Telit founder fires off debt warning over tech firm's £305m takeover

Telit Communications founder writes to chairman with formal complaints about £305m takeover of business by private equity firm Dbay Advisors


The founder of Telit Communications has written to the company’s chairman to issue several formal complaints about the £305million takeover of the AIM-listed ‘internet of things’ business by private equity firm Dbay Advisors. 

City sources said Oozi Cats, who was chief executive of Telit until 2017, has sent a letter to Simon Duffy, the former vice chairman of Virgin Media Group. 

The formal complaint from Cats comes as the court sanctioned the Dbay Scheme of Arrangement to de-list the company. 

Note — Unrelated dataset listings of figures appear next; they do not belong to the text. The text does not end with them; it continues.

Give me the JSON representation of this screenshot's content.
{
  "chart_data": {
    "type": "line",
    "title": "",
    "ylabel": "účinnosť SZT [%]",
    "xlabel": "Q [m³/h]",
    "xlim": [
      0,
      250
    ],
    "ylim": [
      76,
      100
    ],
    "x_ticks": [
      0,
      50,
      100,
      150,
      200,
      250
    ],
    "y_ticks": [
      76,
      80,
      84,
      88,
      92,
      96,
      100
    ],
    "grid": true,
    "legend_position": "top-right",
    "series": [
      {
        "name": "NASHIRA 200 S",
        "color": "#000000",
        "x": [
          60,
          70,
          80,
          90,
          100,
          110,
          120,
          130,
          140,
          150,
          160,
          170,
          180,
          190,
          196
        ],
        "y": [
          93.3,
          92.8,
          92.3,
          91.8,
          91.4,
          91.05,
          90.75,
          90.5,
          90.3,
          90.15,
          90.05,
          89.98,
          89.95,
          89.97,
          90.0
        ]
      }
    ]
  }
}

'Internet of things': Oozi Cats set up Telit 21 years ago and stands to make around £40million from the sale of the company to Dbay

‘Internet of things’: Oozi Cats set up Telit 21 years ago and stands to make around £40million from the sale of the company to Dbay

Cats set up Telit 21 years ago and stands to make around £40million from the sale of the company to Dbay as he still owns around 12 per cent of the business. 

However, the entrepreneur is said to be extremely unhappy with the way Telit’s board behaved during the sale process to Dbay and demanded the company reveals up-to-date financial figures.

Cats is also worried about what will happen to the company after it has been acquired by Dbay, suggesting Telit may have to take on a huge amount of loans from financial institutions to pay for Dbay’s short-term debt that is being used to take the company private. 

Dbay, which two years ago took control of Eddie Stobart Logistics, has been in talks about buying Telit since late last year. 

Eventually the Isle of Man-based firm agreed a deal with Telit’s board to pay 229.5p a share for the business, which values the company at around £305million. 

City sources said Switzerland’s u-blox, which had been competing with Dbay for Telit until January this year, made a last-minute takeover approach in July, valuing the company at around 260p a share in cash. 

It is not clear why the latest bid approach from u-blox, which previously offered 250p a share in cash and shares, was never disclosed to Telit investors. 

In 2017, Telit’s shares traded as high as 375p but collapsed to around 120p following a raft of allegations, some of which were made by investors who had shortsold the stock. 

The company was forced to find a new management team, with Paolo Dal Pino – president of the Italian Serie A football league – eventually appointed as chief executive of the business. 

A group of secretive investors then started to accumulate sizeable shareholdings in the company, including Chinese firm Run Liang Tai Management, a company with links to state-backed Chinese technology firms and run by banker Yuxiang Yang.

Other investors that built large stakes in Telit, include Richard Griffiths, the former City stockbroker and well-known small cap investor; Davide Serra, the Italian hedge fund manager that runs investment firm Algebris; and Tang Hao, the Hong Kong-based gaming tycoon. 

Dbay, though, built the largest shareholding – buying just over 26 per cent of Telit and then launched its £305million takeover bid for the chip firm. 

A spokesman for Telit Communications declined to comment last night.